Navajo-Hopi Nations,Flagstaff & Winslow News
Sat, Sept. 19

Black Mesa Trust says OSM is disregarding Hopi religious cycle

KYKOTSMOVI-Black Mesa Trust is using all means possible to let the U.S. Office of Surface Mining (OSM) know that the agency's November release of the Draft Environmental Impact Statement (EIS) on the Black Mesa Project puts Hopi elders in an impossible situation.

"The Hopi people are in the religious portion of their calendar year. Our elders are in their kivas, performing their ceremonial responsibilities. This is not a time when they can be called away to read and analyze a 700-plus-page government document," said Vernon Masayesva, executive director of Black Mesa Trust.

"All Hopi religious ceremonies are carried out for the good of all living things, for peace on earth and for rain and snow. Through their ceremonies, the religious leaders 'keep the earth alive and healthy.' They are the true practicing stewards of Mother Earth," said Masayesva.
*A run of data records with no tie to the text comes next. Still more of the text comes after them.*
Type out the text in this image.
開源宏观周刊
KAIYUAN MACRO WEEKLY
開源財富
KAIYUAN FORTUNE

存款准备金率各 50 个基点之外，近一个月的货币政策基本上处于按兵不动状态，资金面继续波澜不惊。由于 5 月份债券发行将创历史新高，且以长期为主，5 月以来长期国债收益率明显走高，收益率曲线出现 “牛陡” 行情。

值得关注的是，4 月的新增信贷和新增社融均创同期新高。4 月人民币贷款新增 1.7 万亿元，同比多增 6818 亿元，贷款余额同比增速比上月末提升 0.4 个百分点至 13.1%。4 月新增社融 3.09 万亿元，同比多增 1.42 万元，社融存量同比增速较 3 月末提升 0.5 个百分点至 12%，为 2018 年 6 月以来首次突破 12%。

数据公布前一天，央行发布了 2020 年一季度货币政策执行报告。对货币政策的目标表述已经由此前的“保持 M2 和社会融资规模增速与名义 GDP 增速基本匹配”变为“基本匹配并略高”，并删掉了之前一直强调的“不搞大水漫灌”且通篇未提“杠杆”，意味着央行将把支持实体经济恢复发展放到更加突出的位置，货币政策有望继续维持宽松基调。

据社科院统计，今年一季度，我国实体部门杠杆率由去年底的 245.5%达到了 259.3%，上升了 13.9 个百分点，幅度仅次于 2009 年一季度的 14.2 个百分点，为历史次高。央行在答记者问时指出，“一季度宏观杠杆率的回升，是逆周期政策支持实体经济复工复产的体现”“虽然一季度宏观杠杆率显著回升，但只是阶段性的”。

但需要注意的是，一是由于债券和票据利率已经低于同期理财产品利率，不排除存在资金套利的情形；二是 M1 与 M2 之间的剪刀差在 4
"In the month of December (Kyaa muya), the Month of Respect, the priests conduct Soyalung ceremonies. During this month, Hopis are required to show utmost respect for ancestors and Mother Earth, who is resting. Hopi are told not to disturb the earth and to speak quietly and respectfully.

"January is called, 'Paa muya,' meaning Water Moon. It is the month when Hopis take out the drums to celebrate their survival and to prepare for the new cycle of life.

"The ceremonies end when the February moon appears. In February, the last major ceremony takes place. This is the period when people are purified, and the men are instructed to prepare themselves physically and spiritually for the spring planting. February is called Purification Moon," said Masayesva.

He added that OSM is most likely aware of the Hopi religious calendar, because the agency consults with the Hopi Tribe.

Even so, OSM released the Draft EIS in November, allowed only one month for people to read the extremely complex document, and has scheduled public hearings for January - when Hopi religious leaders are by tradition and duty committed to other activities that require their full attention.

The Trustees and Advisors of Black Mesa Trust have called upon the federal government to show respect for the Hopi way of life and postpone the scheduled hearings on the Draft EIS to a time that does not conflict with the Hopi religious calendar and that allows sufficient time for the people to read the document, meet, discuss it and form an opinion about it.

These trustees and advisors are calling upon the Hopi Tribal Council to honor the Hopi Constitution, a document that mandates all Council Representatives must preserve and protect "the good things of Hopi life" (Preamble) as a sacred duty.

The Black Mesa Project includes coal mining at the Kayenta and Black Mesa Mines, the coal slurry pipeline that runs from Black Mesa to Mohave Generating Station in Nevada, and the use of 6,000 acre feet of water per year from either the C-aquifer or the N-aquifer, the latter of which is the sole source of groundwater for the Hopi and Navajo people on Black Mesa.

Black Mesa Trust is prepared to take this matter to court if necessary.